As an adult and a teacher at Cornerstone Daycare Center, I try to keep these in mind. The creation of play spaces within my classroom has always been something I hold to the utmost importance. I have taken all those parts of my childhood and have tried to apply them within my classroom. I design and designate where items are kept and where they can be played with, however in my classroom the children also are able to create their play spaces just as my parents had allowed me to. They have the chance to move items around, for example, place animals in sand that weren’t initially placed there or to use the space under my teacher’s desk to build a lighthouse out of blocks surrounded by water since the floor tiles in the classroom are blue. They are able to take the information from the academic curriculum and expand it to fit them and their ideas. Children will ask to play at a certain location in the classroom and are provided an opportunity to explore their play as long as they are safe. They know the rules that we keep an inside voice, stay safe, share with our friends, and clean up before we leave to go to another area. Just as my parents had done for me, I try to guide and support them and their needs.
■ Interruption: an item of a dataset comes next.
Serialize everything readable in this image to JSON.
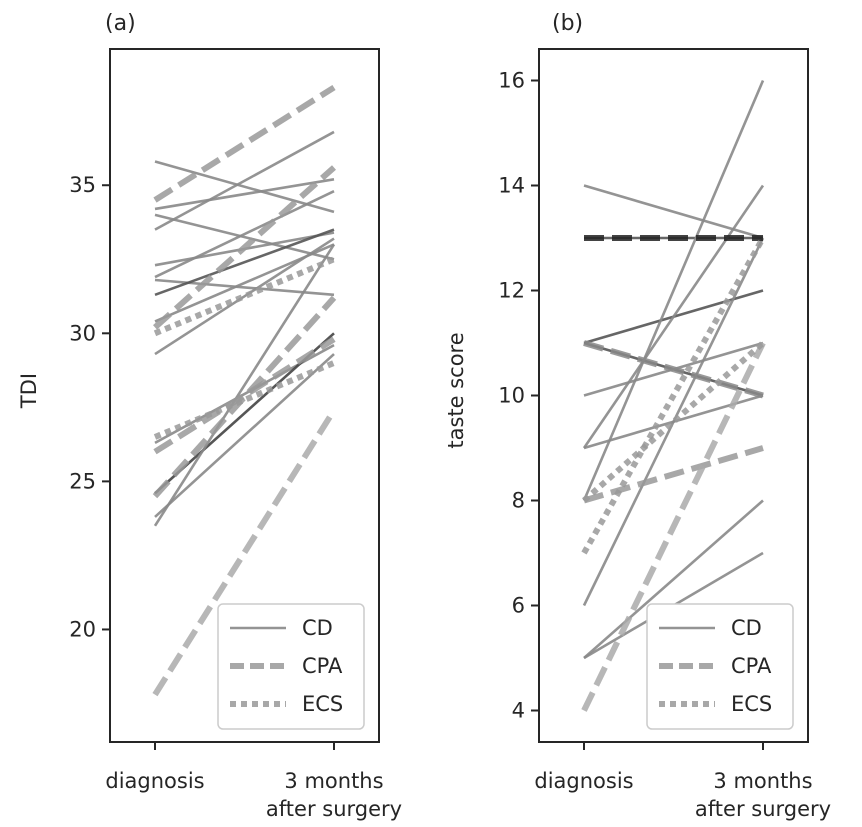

Over these last few months, I have realized the key to a child’s learning is to provide them opportunities to grow and expand their thinking through the act of play. I have found that it does not matter necessarily which materials are there, children will learn and thrive as long as they are supported along the way. I have learned to be present and encourage their creativity and imaginations; whether that’s laying on the floor for them to build blocks around you or pretending to be in a fancy Italian restaurant and ordering the most outrageous playdough pizzas yet only paying a penny for it. It is about enjoying their play and teaching them in those moments by adding to their own ideas. Even during remote learning with COVID -19 going on, giving the children options, the freedom to choose, having the activities be interactive and fun, being present and excited about learning each day, that is what is important at this age. It has been interesting to see what children can create with a little imagination even with the lack of classroom supplies in their homes. Children are in need of play spaces. They are able to expand their play, expand their thinking, expand their social skills, and expand their learning by just having the opportunity and access to play in these areas whether that is at home or in the classroom. Children should have freedom and make choices for themselves and how they would like to play. The act of play is essential to a child’s growth, so it is essential we create and allow them to create play spaces that suit their needs.